Parmi les autres points que j’aborde avec ces jeunes, je souligne qu’on ne sait pas gérer le temps ; vous ne pouvez gérer que votre énergie. La façon dont je le fais est à travers quelque chose que j’appelle mon « rituel des quatre énergies ». Pour l’énergie physique, je mange bien et je fais de l’exercice régulièrement. Pour maintenir mon énergie mentale, je bloque chaque jour une heure de calme sur mon calendrier, je m’abstiens d’effectuer plusieurs tâches à la fois et je m’accorde au moins 15 minutes de repos et de préparation entre chaque réunion. L’énergie émotionnelle est également importante, alors je fais une promenade d’une heure avec mon mari chaque semaine pour me défouler.

Quant à l’énergie spirituelle, les fois où je ne peux pas aller à l’église, j’écris des lettres d’appréciation personnalisées aux personnes avec qui j’ai eu une bonne interaction ou dont j’ai tiré une certaine inspiration. J’ai une collection croissante de ces lettres qui sont toutes de ma propre écriture.

Qu’est-ce que tu aimes faire pendant ton temps libre? Qu’est-ce qui vous « recharge » ?
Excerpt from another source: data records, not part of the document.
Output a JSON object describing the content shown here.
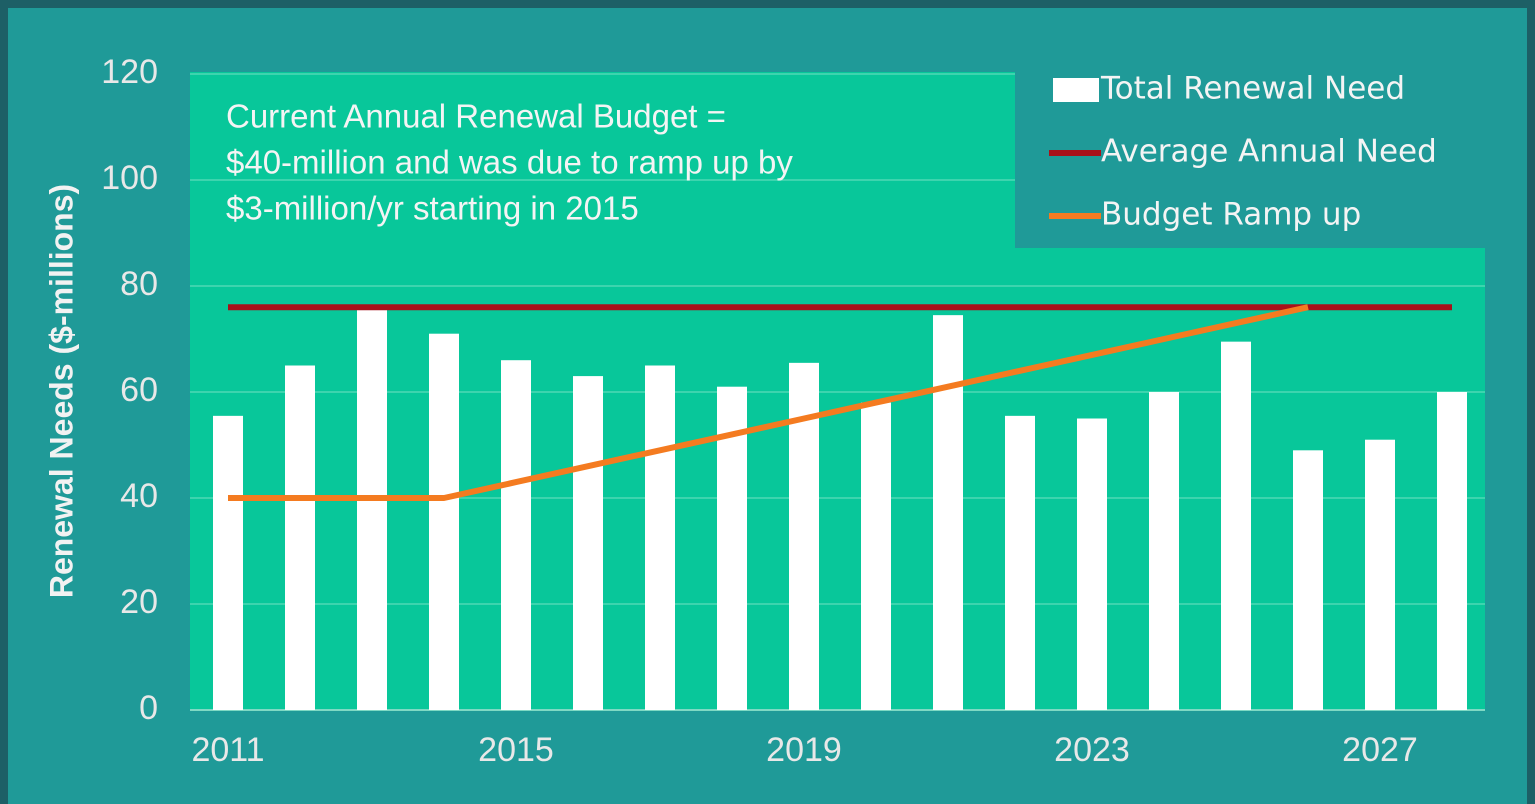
{
  "chart_data": {
    "type": "bar",
    "ylabel": "Renewal Needs ($-millions)",
    "annotation": [
      "Current Annual Renewal Budget =",
      "$40-million and was due to ramp up by",
      "$3-million/yr starting in 2015"
    ],
    "categories": [
      "2011",
      null,
      null,
      null,
      "2015",
      null,
      null,
      null,
      "2019",
      null,
      null,
      null,
      "2023",
      null,
      null,
      null,
      "2027",
      null
    ],
    "series": [
      {
        "name": "Total Renewal Need",
        "type": "bar",
        "color": "#ffffff",
        "values": [
          55.5,
          65,
          76,
          71,
          66,
          63,
          65,
          61,
          65.5,
          58,
          74.5,
          55.5,
          55,
          60,
          69.5,
          49,
          51,
          60
        ]
      },
      {
        "name": "Average Annual Need",
        "type": "line",
        "color": "#a8111a",
        "values": [
          76,
          76,
          76,
          76,
          76,
          76,
          76,
          76,
          76,
          76,
          76,
          76,
          76,
          76,
          76,
          76,
          76,
          76
        ]
      },
      {
        "name": "Budget Ramp up",
        "type": "line",
        "color": "#f47b20",
        "values": [
          40,
          40,
          40,
          40,
          43,
          46,
          49,
          52,
          55,
          58,
          61,
          64,
          67,
          70,
          73,
          76,
          null,
          null
        ]
      }
    ],
    "ylim": [
      0,
      120
    ],
    "yticks": [
      0,
      20,
      40,
      60,
      80,
      100,
      120
    ],
    "grid": true,
    "legend": "upper right"
  }
}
Pour être honnête, je regarde beaucoup Netflix ! Mais j’aime aussi faire du sport. Récemment, j’ai commencé à apprendre la danse jazz. C’est un excellent entraînement pour tout le corps. Après les cours chaque samedi, je déjeune avec d’autres ouvrières où nous échangeons sur des thèmes d’actualité. Par exemple, la semaine dernière, nous avons parlé de la Journée internationale de la femme et de ce que font nos entreprises pour corriger l’équilibre entre les sexes.

J’aime lire des livres aussi. Chaque fois que je lis quelque chose de bien, je fais une diapositive de présentation avec un résumé à partager lors des réunions avec mon équipe de direction et dans les assemblées générales des employés. Le livre le plus récent que j’ai vraiment aimé lire est Le jeu infini par Simon Sinek. Le monde change si rapidement maintenant, il est donc important que nous suivions les principaux penseurs pour comprendre les tendances actuelles. Je continuerai donc à lire, à apprendre et à partager ces nouvelles connaissances avec mon équipe.